I did not realize where I was heading until I pulled into the hospital access drive. The guard at the booth waited for me to unroll my window. “I’m a doctor,” I said, not quite a lie, and he waved me ahead to the parking lot.
Technically, I still had operating privileges here. I’d known the OB staff well enough to be invited to their Christmas parties. But right now the hospital was so unfamiliar that when I walked through the sliding glass doors I nearly buckled at the smells: industrial cleaner and lost hope. I might not feel ready to take on a real patient yet, but that didn’t mean I couldn’t pretend to treat a fictional one. So I put on my best harried physician face and walked up to the elderly volunteer in a pink smock. “I’m Dr. Reece; I was called here on a consult…I need the room number for Willow O’Keefe?”
Because it was after visiting hours, and because I wasn’t wearing a lab coat, I was stopped by the nurses at the pedi desk. None of them were familiar, which actually worked in my favor. I knew, of course, the name of Willow’s OI doctor. “Dr. Rosenblad at Children’s asked me to check in on Willow O’Keefe,” I said, in the no-nonsense tone that usually keeps nurses from second-guessing. “Is the chart outside the door?”

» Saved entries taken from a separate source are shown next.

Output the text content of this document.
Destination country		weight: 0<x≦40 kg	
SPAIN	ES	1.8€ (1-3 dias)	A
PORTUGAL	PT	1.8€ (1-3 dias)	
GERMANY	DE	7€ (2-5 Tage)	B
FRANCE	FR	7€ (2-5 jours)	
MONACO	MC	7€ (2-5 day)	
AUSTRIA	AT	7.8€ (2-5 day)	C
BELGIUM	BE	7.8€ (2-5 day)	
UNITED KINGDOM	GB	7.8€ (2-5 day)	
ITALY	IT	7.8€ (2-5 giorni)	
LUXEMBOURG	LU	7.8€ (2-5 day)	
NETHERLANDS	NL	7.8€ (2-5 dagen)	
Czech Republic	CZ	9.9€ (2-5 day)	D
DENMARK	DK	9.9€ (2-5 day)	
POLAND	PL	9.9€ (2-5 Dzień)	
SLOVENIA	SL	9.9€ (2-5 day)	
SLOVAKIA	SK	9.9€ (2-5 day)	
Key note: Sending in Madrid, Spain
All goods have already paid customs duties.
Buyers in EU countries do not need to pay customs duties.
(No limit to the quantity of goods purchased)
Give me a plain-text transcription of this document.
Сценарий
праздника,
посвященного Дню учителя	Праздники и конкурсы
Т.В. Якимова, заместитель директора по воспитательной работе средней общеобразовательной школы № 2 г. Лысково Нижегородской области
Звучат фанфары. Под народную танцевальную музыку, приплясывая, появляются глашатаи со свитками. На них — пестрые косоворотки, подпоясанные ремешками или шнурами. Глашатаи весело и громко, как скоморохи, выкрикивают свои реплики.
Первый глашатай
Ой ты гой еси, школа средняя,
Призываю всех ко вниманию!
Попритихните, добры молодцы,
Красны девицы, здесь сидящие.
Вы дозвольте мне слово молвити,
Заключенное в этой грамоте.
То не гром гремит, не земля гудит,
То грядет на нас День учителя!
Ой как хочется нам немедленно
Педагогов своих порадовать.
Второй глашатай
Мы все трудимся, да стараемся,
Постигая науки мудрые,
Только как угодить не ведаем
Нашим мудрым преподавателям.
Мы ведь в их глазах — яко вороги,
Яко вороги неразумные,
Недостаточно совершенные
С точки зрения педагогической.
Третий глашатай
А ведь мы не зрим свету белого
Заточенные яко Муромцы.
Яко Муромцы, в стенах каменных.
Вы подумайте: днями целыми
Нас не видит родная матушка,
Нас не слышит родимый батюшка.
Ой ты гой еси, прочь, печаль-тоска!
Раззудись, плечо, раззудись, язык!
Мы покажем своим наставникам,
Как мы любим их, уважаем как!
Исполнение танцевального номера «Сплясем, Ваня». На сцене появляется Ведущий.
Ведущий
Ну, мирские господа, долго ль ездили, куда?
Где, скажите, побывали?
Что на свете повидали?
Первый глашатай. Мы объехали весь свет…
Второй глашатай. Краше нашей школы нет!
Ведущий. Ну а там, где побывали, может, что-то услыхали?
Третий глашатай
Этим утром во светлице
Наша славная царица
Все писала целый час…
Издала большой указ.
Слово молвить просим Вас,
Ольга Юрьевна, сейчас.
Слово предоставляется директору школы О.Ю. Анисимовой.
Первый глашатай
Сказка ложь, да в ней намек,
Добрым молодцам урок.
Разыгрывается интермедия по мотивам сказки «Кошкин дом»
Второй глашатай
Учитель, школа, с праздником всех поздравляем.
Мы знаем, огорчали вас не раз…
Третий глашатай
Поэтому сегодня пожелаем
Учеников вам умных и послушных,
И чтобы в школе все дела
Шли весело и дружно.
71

“Yes,” one nurse said. “Did you want us to page Dr. Suraya?”
“Dr. Suraya?”
“The treating physician?”
“Oh,” I said. “No. I won’t be more than a few minutes,” and I hurried down the hall as if I had a thousand things to do.
The door to your room was ajar, and the lights were low. You were asleep on the bed, and Charlotte was asleep in a chair beside you. She was holding on to a book: 1,000,001 Things You Never Knew.
Your arm was splinted, in addition to your left leg. Bandages wrapped your ribs tight. I could guess, even without reading your chart, what collateral damage had been done during the act of saving your life.